Heute dann: Die Stunde der Entscheidung: Fachbereichssitzung!
»Okay, gibt es wirklich keine Fragen mehr zu den mündlichen Prüfungen? Dann kommen wir zum nächsten Punkt, der Einsatzplanung fürs nächste Jahr. Ich lese die einzelnen Klassen vor, und ihr sagt, ob sich da was ändert. 8a, also die jetzige 7a, macht Frau Wolter.« Frau Wolter nickt.
»Die 8b und die 8c Frau Freitag.« Frau Freitag nickt.
»Die 8d Herr Wiesenthal.« Kein Nicken.
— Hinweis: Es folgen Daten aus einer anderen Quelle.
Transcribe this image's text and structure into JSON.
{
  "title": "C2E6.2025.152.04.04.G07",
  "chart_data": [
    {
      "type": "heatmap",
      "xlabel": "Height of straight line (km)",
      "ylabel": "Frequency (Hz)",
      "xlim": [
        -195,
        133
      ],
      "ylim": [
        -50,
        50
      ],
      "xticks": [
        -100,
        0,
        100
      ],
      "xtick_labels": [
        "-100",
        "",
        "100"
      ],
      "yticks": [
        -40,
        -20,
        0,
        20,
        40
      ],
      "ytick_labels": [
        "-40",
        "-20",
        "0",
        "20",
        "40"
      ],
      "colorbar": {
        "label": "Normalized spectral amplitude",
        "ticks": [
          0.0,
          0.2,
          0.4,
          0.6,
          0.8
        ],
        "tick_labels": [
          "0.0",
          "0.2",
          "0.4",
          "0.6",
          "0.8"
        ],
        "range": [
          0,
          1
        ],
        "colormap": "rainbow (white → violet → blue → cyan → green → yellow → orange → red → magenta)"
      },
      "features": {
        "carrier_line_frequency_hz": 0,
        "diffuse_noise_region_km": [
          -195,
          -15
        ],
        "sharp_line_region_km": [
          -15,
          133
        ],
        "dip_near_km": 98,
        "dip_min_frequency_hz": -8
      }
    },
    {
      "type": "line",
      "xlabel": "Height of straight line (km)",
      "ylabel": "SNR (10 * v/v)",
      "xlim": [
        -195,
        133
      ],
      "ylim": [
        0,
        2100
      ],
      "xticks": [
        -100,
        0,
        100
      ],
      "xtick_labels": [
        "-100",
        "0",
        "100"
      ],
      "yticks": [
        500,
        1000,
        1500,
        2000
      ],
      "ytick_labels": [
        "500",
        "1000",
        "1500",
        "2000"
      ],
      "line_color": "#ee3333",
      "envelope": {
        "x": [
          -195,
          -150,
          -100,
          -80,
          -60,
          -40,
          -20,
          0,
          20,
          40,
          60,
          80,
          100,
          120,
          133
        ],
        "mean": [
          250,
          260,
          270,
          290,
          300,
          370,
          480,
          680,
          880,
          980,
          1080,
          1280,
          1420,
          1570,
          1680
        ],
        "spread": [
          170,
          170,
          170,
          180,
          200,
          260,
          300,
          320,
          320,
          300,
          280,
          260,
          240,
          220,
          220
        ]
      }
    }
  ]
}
Herr Wiesenthal ist krank.
»Kommen wir jetzt zu den 9. Klassen. Also die, die jetzt noch die Achten sind. Die 9a macht Frau Kriechbaum. Die 9b Herr Schwarz und die 9c Frau Freitag.« Frau Kriechbaum und Herr Schwarz nicken. Frau Freitag sagt: »Nein, leider kann ich die nicht machen. Ich habe keine Stunden mehr frei. Ich muss die leider abgeben.«
Der Fachbereichsleiter guckt kurz zu mir, dann auf sein Blatt und streicht meinen Namen weg. »Okay, weiter, die 9d macht Frau Wolter …«
Ich kann es gar nicht glauben. Ein kurzer Satz und mein Leben hat ganz massiv an Qualität gewonnen. Zack, ein Satz, schon bin ich die Achte wieder los. Zum Glück haben wir so einen großen Kunstbedarf, dass mich die Fachbereichsleiterin bekniet hat, im nächsten Jahr noch eine neue Klasse in Kunst zu unterrichten. Außerdem fällt noch so viel Unterricht aus in den nächsten Wochen, dass ich die Achte nur noch sechs Stunden unterrichten muss. Nur noch sechs Stunden! Das kann ich sogar schon in Minuten umrechnen. Nur noch 270 Minuten, dann sage ich: »Adios, ihr Blödis!« Nächstes Jahr dann nie wieder diese doofe Klasse. Ich bin happy. Die letzten sechs Stunden bei denen werde ich die liebste, netteste und verständnisvollste Lehrerin sein, die sie jemals gesehen haben! Auf dieses paradoxe Interventions-Projekt freue ich mich sehr. Die Schüler werden sich wundern. Ha!
Ist nicht wegen 500 Euro
»Mein HANDY! WO IST MEINE HANDY?«, schreit Chanel. Endlich ist es passiert: Endlich ist einer Schülerin ein iPhone abhandengekommen. Es hat gerade zur Pause geklingelt, und ich räume gemächlich meine Sachen zusammen. Chanel flitzt aufgescheucht durch den Klassenraum: »Mein Handy! Mein Handy!« Rosa und Dilay stehen wie angewurzelt neben mir und beobachten sie. Chanel rennt zu ihrem Platz und guckt unter ihren Tisch. Dann nimmt sie ihre Tasche und kippt ihre Schulsachen auf einem Tisch aus. Eine richtige Schultasche hat sie natürlich nicht. Alle ihre Hefter liegen jetzt halb eingerollt vor mir. Ein grauenhaftes Bild. Ein paar Stifte rollen auf den Boden. Eine Federtasche besitzt sie also auch nicht. Tzzz.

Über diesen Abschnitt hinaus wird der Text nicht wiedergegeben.